Geçtiğimiz haftanın en çok tartışılan konularından biri, Türk Telekom Arena’da yaşanan protestoydu. Başbakanın ve Galatasaray kulübü başkanı Adnan Polat’ın olayın ardından verdiği aşırı tepkilerle birlilkte, taraftarların tek tek belirlenip bir daha stada alınmayacağı tehditleri içerisinde bir haftayı geride bıraktık. Haftanın son günü de, Adnan Polat’ın canlı yayında kulüpte bir "kelle avına" başlayışını izledik heyecanla. Kulüp içerisindeki karışıklık başka bir tartışma konusudur. Benim bu hafta yazmak istediğim; doğrudan doğruya başbakan Erdoğan’ın verdiği tepkilerdir.
Aslına bakarsanız bu tepkilere çok şaşırdık mı? Şaşırmamız gerek. Karikatüristlere dava açan başbakan da aynı başbakan değil miydi? Başbakanın eleştirilere tahammüllerinin ne noktada olduğunu anlamak için çok da zeki olmak gerekmez. Öğrencilere dava açan bir kabinenin başkanı değil midir Sayın Erdoğan? Elbette statda gördüğü tepkilerin ardından, üstü kapalı bir şekilde "Bakın vermem size bu stadı ha!" diyecek bu başbakan. Şimdi sormak lazım Sayın Başbakan’a: “Herkes sizi sevmek zorunda mı?”
Şimdi bir düşünelim: AKP en son genel seçimlerde %47 oy almıştı. Yani elde %53’lük bir kesim daha var. Bu %53’ün elbette ki tamamı, Erdoğan’ı protesto etmez, etmek istemez. Ancak emin olalım ki bu kitlenin hiç azımsanmayacak bir kısmı da AKP muhalifi. Gelelim protestolara. Haklı mıdır derseniz? Türk Telekom Arena’yı siyaset arenasına çevirmeye çalışırsanız, oraya zaten kötü giden takımlarının yeni stadlarında titreyip kendine geleceğine inanan ve iyi bir ‘Futbol’ izlemeye gelen ve sadece ‘Futbol’ izlemeye gelen insanların önünde "Biz bunları yaptık, TT Arenayı şöyle yaptık" derseniz, darılmaca gücenmece yok, o kitle sizin muhalifiniz olsun veya olmasın size bir "yuh" çeker. Ayrıca sorarım Başbakan'a, olaydan birkaç gün sonra söylediği "İyilik yap, denize at. Balık bilmezse, halik bilir" sözüyle de kendisi çelişmiyor mu orada yaptıklarını sıralayarak? Bunları Galatasaray taraftarının adeta gözüne sokarak?

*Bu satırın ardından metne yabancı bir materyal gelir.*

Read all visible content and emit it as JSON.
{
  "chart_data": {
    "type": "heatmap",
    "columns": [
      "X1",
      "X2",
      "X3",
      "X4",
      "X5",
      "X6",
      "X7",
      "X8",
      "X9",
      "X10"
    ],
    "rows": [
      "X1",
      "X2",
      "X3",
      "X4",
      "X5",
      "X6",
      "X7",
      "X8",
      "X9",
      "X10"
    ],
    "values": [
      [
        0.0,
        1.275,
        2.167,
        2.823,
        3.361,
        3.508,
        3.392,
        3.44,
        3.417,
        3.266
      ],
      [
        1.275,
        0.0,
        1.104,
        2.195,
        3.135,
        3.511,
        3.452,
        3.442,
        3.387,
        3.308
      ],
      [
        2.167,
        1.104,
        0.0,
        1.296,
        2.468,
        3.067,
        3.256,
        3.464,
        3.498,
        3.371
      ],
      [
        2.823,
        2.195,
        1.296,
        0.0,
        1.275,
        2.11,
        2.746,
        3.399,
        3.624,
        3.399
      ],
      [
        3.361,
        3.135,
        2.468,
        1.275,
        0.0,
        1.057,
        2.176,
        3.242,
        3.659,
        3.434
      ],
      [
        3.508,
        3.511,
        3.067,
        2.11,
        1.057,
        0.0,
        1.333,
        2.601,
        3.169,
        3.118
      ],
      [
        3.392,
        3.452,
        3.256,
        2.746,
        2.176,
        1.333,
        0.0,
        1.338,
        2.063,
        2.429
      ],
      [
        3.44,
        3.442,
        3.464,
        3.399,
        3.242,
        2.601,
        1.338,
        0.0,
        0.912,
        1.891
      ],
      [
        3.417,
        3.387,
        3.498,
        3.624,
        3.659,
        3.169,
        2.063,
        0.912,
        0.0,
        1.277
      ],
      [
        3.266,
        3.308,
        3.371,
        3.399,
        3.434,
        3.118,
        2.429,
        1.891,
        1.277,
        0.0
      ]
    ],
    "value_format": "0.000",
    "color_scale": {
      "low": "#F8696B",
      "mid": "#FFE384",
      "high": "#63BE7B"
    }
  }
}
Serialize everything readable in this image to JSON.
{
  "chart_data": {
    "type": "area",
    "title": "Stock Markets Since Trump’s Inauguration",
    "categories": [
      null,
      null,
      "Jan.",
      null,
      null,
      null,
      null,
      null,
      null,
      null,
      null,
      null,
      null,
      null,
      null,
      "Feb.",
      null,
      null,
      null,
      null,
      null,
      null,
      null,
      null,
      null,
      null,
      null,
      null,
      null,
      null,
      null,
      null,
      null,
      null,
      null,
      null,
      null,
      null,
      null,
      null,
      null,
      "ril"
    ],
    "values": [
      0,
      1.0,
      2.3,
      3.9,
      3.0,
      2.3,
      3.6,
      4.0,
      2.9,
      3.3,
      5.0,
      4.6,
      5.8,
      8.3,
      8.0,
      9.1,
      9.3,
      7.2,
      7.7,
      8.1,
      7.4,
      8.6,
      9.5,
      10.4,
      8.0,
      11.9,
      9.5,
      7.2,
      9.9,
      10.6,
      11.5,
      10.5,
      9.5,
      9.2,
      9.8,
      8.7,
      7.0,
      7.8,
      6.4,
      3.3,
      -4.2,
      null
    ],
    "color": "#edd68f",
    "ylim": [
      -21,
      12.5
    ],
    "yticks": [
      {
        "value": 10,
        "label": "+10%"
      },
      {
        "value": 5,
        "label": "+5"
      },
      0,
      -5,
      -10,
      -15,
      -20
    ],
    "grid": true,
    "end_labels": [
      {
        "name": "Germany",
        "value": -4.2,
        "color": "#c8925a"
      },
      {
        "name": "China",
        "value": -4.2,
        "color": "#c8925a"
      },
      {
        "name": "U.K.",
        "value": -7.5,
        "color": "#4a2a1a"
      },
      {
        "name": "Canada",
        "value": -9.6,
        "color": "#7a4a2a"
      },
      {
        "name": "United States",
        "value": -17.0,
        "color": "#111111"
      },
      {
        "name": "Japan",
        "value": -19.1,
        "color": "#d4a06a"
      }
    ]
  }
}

Bir de bu kitlenin bu protestoyu siyasi muhaliflikten yaptıklarını düşünürsek, ortada asıl konuşulması gereken konu; Başbakan Erdoğan’ın "hazımsızlık" sorunu ortaya çıkıyor. Diyelim ki sizin bir stad dolusu muhalifiniz var orada (ki emin olun o kadar da kalabalık bir muhalif kitlesi yoktu orada) ve diyelim ki sizi protesto da ettiler. Bir başbakan olarak sizin yapmanız gereken nedir? Bana sorarsanız, elbette dinlemek zorunda değilsiniz kendinize yapılan protestoyu, orayı sessiz bir biçimde terk edersiniz, üstüne Adnan Polat’ın kelle avcılığı yapacağını açıklamasının ardından çıkıp "Aman başkan ne yapıyorsunuz?" dersiniz. Sizin de işinize mi geliyor bu kelle avcılığı Sayın Başbakan? Kimse sizi protesto edemez mi Sayın Başbakan? Yumurta atan öğrencilerin eylemi için "şiddet içeren" eylem diyordunuz, şimdi sadece yuhaladılar. Şiddet de yok bu sefer. Bu sefer neden bu kadar rahatsız oldunuz Sayın Başbakan? Hiç kimse size karşı bir şey söyleyemeyecek mi? Söyleyenler de sizin hiç görmek istediğimiz bir yüzünüzle mi karşılaşacak; öfkeli, sinirden yüzü kızaran bir başbakan?
Başbakan Erdoğan hemen her sözünde, ne kadar demokrat bir iktidar olduklarını vurguluyor. Ancak "çok" demokrat hükümet öğrencilere dava açıyor, bazılarını içeri atıyor. Kendisini protesto eden bir futbol takımının taraftarlarını "Stadınızı vermem bak!" diye tehdit ediyorsunuz. Benimkini değil, her şeyden önce sizin demokratlığınızı sorgulamanız gerek Sayın Başbakan.